In 2004, after the Democrat Convention, the press and the Dems were in love with just the idea of having a black-left-wing president. They got the cipher they wanted.
Now, why can't the press and the 39% of those who still support him? m/r
Too ‘Smart’ to Do the Job? | The American Spectator
In his 2007 biography of Barack Obama, Obama: From Promise to Power, Chicago Tribunereporter David Mendell described the exchange he had with then-Illinois state Sen. Barack Obama just minutes before he delivered the keynote address at the 2004 Democratic National Convention in Boston:
After Obama and I slipped through a security checkpoint and he momentarily broke free from the entourage, I sidled up to him and told him that he seemed to be impressing many people of influence in this rarefied atmosphere. Obama, his gaze fixed directly ahead, never broke his stride. “I'm LeBron, baby,” he replied, referring to LeBron James, the phenomenally talented teenager who at the time was shooting the lights out in the National Basketball Association. “I can play on this level.
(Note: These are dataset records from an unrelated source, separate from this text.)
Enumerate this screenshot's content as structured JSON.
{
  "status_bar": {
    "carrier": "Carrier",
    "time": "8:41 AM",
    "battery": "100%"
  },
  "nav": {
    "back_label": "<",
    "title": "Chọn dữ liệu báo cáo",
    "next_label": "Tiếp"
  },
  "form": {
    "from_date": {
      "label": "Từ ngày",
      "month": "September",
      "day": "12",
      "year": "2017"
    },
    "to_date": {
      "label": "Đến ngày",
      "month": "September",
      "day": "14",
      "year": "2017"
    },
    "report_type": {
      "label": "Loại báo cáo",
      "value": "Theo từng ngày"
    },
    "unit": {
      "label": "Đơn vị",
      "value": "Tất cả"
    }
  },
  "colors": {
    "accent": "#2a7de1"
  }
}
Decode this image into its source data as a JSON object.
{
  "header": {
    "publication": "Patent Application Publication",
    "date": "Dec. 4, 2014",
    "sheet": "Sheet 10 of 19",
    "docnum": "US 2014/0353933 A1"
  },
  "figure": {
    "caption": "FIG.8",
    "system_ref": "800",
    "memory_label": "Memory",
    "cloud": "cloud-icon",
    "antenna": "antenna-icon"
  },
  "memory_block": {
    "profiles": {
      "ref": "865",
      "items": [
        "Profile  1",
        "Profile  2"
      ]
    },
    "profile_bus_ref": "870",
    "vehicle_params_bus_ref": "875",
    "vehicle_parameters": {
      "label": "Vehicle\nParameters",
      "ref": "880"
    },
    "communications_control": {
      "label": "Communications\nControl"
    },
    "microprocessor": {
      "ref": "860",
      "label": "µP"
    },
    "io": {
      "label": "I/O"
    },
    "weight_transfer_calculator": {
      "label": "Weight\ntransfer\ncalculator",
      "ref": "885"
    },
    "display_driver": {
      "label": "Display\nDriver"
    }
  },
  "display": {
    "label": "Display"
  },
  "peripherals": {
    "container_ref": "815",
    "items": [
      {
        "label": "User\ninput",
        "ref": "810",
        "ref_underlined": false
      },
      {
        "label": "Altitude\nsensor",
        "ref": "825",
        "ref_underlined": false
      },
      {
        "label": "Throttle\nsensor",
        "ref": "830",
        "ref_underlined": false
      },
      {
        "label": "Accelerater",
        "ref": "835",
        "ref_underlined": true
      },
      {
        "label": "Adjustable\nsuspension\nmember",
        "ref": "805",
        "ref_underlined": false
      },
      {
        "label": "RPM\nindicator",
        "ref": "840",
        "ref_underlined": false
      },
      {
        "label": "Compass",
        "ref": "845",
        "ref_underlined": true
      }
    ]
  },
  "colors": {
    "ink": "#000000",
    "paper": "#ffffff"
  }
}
I got some game.”
Obama was right. He had some game, delivering a breakthrough speech that, in an analysis by David Bernstein, senior editor at Chicago magazine, “captured the nation's attention and opened the way for a run at the presidency.”
Prior to that speech, “the idea of Obama running for president would have been laughable; he was a lowly state senator from Chicago's Hyde Park,” wrote Bernstein. “After the speech, observers from across the political world hailed the address as an instant classic, and Obama was drawing comparisons (deservedly or not) to Martin Luther King Jr. and John F. Kennedy.”